La mort, c’est tout de même quelque chose…

Maman 1956On nous bassine à longueur de temps sur le « comment gérer nos adolescents », ces pauvres malheureux en proie à une poussée hormonale terrifiante (mais non mortelle) et qui méritent souvent une bonne claque et un « c’est comme ça et pas autrement », mais jamais on ne nous prépare à la mort.

La nôtre, celle de nos proches.

Je pense personnellement que c’est totalement anormal, surtout en plein papy boom qui va durer un moment, le baby boom étant daté de 1945 à 1975.

Jadis, la mort était nommée, elle n’était pas cachée, la famille la vivait à sa manière, on ne cachait pas la chose aux enfants. Porter  le deuil signifiait quelque chose. Veiller un mort à domicile aussi, et là encore, l’enfant n’était pas particulièrement épargné.C’était comme pour l’adolescence qui existait déjà bien sûr, sauf qu’il y avait des « rites » de passage d’un état à un autre. On rallongeait les jupes des filles, on leur permettait de remonter leurs cheveux. Les garçons passaient de la culotte courte à la longue, etc…

On ne cachait pas les choses, on les disait. Je fais partie de cette génération qui a été élevée dans le respect de la vérité.

  • On n’est pas « non voyant », on est aveugle
  • On n’est pas « non entendant », on est sourd
  • On n’est pas « désorienté », on perd la boule, ou le sens du temps à rester longtemps couché
  • On n’est pas « parti », on n’a « quitté » personne, on n’est surtout pas « parti » en voyage, on est mort.
  • Chez les croyants on peut être « au ciel, au paradis ».

La vie n’est qu’une brève étape dans l’éternité où nous n’avons pas existé avant, et où  nous n’existerons plus après notre passage, sauf dans les souvenirs, mais le MOI n’est qu’une fulgurante étincelle dans le temps.

ON ne nous prépare pas à perdre nos proches.

Exemple, pour maman qui allait de moins en moins bien, il y avait quasi tous les deux jours, une visite demandée par le personnel, de médecins pour réajuster le traitement, mais je n’ai vu une psychologue que le 16 août, alors que je téléphonais en vain à l’arlésienne, pour lui signaler que maman n’allait pas bien, qu’elle souffrait terriblement, et qu’il fallait réviser son traitement (mon portable merde toujours, jamais celui des autres qui sont toujours les mêmes).

La psy m’a dit « je suis là quand vous le voulez ».

Oui sauf que je tenais la main de maman, recroquevillée en position « antalgique », attendant qu’on la soulage ou qu’on la tue.

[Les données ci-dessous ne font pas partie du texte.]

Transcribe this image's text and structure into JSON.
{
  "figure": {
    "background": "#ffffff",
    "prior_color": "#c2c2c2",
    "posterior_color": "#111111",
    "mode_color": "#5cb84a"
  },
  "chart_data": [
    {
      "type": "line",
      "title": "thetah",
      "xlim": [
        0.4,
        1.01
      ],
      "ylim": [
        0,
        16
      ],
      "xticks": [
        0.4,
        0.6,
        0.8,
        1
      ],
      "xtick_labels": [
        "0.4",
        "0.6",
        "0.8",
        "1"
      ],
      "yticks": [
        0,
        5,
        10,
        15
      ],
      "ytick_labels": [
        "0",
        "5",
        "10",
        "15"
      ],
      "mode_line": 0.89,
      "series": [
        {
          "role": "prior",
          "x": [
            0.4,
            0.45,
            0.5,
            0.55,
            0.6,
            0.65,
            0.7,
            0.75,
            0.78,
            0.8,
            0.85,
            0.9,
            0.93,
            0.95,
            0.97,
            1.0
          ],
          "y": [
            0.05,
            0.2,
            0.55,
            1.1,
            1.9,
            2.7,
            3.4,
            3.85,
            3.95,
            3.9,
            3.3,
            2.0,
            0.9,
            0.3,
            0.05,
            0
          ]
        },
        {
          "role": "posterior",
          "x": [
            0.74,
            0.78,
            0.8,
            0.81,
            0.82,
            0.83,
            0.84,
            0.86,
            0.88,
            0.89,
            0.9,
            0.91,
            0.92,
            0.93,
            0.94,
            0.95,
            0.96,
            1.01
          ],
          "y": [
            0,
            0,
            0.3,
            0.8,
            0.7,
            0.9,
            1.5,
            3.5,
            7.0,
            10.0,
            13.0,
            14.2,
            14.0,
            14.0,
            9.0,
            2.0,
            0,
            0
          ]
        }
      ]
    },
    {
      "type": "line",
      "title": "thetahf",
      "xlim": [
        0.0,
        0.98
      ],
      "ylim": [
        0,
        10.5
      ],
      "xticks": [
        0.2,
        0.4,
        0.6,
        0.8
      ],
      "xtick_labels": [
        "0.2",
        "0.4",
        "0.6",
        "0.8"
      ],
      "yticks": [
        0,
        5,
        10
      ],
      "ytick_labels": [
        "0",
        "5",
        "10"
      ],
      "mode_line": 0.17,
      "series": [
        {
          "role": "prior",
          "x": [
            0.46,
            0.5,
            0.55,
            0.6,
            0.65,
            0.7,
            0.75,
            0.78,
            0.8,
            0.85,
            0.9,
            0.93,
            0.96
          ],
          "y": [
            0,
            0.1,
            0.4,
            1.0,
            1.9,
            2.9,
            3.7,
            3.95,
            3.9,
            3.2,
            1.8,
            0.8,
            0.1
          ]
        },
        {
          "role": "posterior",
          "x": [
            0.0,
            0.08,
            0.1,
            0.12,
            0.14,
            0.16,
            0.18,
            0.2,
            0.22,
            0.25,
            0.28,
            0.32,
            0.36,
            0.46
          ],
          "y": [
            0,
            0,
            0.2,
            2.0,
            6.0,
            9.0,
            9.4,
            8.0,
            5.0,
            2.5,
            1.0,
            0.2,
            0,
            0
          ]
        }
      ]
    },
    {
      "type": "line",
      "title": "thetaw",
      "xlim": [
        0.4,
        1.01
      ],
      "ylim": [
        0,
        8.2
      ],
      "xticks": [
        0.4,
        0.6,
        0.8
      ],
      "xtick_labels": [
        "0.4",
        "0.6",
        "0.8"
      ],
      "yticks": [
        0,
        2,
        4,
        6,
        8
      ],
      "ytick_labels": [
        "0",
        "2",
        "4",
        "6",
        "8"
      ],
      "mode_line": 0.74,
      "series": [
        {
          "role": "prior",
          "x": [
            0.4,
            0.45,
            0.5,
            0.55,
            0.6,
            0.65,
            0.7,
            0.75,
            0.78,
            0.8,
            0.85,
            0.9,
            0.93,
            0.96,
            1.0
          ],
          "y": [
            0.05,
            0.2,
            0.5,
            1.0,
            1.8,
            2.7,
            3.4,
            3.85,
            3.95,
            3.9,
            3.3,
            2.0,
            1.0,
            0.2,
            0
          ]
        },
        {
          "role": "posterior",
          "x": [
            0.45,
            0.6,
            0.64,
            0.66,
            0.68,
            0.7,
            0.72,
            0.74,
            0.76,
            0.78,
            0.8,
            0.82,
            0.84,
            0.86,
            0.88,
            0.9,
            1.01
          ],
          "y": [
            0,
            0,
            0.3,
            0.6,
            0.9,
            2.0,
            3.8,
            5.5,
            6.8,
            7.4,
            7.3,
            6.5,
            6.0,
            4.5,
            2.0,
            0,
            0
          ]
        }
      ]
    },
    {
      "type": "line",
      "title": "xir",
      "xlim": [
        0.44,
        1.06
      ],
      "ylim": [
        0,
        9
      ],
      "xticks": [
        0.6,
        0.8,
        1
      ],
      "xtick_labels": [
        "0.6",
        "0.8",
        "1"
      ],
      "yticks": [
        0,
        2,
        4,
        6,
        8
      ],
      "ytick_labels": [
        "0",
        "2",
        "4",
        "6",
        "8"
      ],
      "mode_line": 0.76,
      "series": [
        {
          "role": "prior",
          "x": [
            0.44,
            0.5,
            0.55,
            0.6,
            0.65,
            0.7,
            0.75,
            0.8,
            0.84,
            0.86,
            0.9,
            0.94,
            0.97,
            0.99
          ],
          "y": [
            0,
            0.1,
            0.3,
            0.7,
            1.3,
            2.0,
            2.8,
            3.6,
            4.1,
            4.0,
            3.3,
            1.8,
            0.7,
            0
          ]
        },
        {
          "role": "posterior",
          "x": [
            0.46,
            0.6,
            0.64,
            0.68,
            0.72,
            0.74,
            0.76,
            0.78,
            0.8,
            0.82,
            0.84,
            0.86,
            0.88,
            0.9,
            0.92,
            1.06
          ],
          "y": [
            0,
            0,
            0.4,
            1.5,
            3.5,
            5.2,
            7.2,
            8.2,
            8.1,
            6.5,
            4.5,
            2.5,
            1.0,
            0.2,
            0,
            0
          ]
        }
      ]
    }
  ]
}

Elle me l’a demandé, de la tuer. J’ai donc dit que je prenais note.

Il a été décidé d’augmenter les doses de calmants, de les donner par voie sublinguale, plus pratique, et cela a été mieux.

Jusqu’au matin où je l’ai trouvée, ma mère, la bave aux lèvres.

En réalité, c’était les comprimés qu’elle n’avait pas ingurgité puisqu’elle ne secrétait quasi plus de salive et qu’elle n’avait plus la volonté ou le pouvoir de les prendre.

L’infirmière, celle du dernier jour, est arrivée immédiatement après mon coup de sonnette. Elle a évalué ce qui n’avait pas été pris, et a ramené ce qu’il fallait, pour soulager maman, laissant de côté ce qui ne servait plus à rien (du fer ? pourquoi faire ?)

Nous avons eu l’idée de prendre une cuillère, de mettre les comprimés dedans, de mettre un peu d’eau pour les faire fondre. Sauf que pour les faire prendre il fallait crier, car maman était devenue quasiment totalement sourde.

On se sent con, à hurler sur sa mère « maman ouvre la bouche, c’est contre la douleur » ! Mais cela a marché. Elle pouvait encore dire oui ou non quand on demandait si elle avait soif. C’était le jeudi. C’est la dernière fois où elle a ouvert les yeux, quand elle a senti que je lâchais sa main, pour me dire « je te garde encore un peu ma chérie ». Je suis restée coincée pendant deux heures, maudissant mon dos qui criait grâce alors que ma mère agonisait. Et puis, soulagée, enfin prête à dormir vraiment, elle m’a dit « je te laisse ma chérie, tu peux partir, je vais bien dormir ».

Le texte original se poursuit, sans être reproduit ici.